Yes, during live performances, Tame Impala employs session players; but in the studio, Parker does everything singlehandedly – from vocals and all instruments to the production. A unique project, Parker has released four studio LPs as Tame Impala to boast of, from 2010’s Innerspeaker to the newest offering, The Slow Rush.
A follow-up to 2015’s Grammy nominated and critically-acclaimed Currents, The Slow Rush hit the public on Friday, February 14th, 2020 via Interscope.

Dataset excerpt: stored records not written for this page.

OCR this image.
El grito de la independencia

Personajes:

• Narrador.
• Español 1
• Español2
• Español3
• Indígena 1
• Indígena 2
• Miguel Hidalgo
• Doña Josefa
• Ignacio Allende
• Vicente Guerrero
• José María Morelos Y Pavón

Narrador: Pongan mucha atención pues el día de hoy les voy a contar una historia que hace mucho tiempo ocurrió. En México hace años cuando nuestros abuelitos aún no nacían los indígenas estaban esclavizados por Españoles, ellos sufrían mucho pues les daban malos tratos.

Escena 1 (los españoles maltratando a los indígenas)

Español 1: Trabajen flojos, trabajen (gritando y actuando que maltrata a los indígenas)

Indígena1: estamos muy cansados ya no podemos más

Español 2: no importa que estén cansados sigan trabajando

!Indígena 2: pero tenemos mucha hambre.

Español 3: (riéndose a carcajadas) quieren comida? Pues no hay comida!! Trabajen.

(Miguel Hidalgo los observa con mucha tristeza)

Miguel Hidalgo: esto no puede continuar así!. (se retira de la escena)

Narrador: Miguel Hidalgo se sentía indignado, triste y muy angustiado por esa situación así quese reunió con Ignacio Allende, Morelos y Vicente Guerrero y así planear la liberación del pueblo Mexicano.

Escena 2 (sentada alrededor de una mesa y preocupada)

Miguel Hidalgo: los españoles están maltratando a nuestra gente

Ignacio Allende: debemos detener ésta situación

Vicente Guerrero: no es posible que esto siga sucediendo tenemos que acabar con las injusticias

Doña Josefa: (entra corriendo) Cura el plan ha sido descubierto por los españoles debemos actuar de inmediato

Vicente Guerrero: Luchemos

Consisting of 12 songs at just under an hour of music and, of course, produced by Parker himself, The Slow Rush opens with the tranquilizing, flickering flight of “One More Year.” From here it shifts suddenly to the mirrorball Disco, sensual swing and stomp of “Instant Destiny” before the single “Borderline.”
The mood then drops yet again with the melodramatic Trance-worthy track “Posthumous Forgiveness” before exuding a Trip Hop, dirge-like sentiment akin to Portishead’s “Sour Times” and Massive Attack’s “Teardrop.” This is something which is aptly emotional, for it is Parker’s “reckoning with his deceased father and a cathartic rumination of their complicated relationship.”
Moving along, “Breathe Deeper” then confidently bounces out of the loudspeakers in a subtle loop, whereas “Tomorrow’s Dust” crawls smoothly with its catchy guitar plucks; the initiated will hear glittery and textured echoes of Arcade Fire’s “Everything Now.” Tame Impala then treats the listener once again with the mind-numbing soundscape and lovelorn croon of “On Track.” This is then followed by the latest single, “Lost in Yesterday,” a slide to the slick surrealism of Sophistipop before the funk and groove of “Is It True?”
Yet another relaxing track plays next in the form of the synth angularity of “It Might Be Time.” However, the adrenaline then rushes onto the dance-floor with the shimmering and hypnotic flare of “Glimmer.” Finally, Tame Impala closes The Slow Rush with the ’80s Synthpop/Dreampop combo of “One More Hour.”
In the often guitar-oriented Indie Rock scene, Tame Impala’s latest offering is indeed a breeze of synth air and a perfectly tame alternative to a usually angst-driven Rock album. That is why Cryptic Rock gives The Slow Rush 4 out of 5 stars.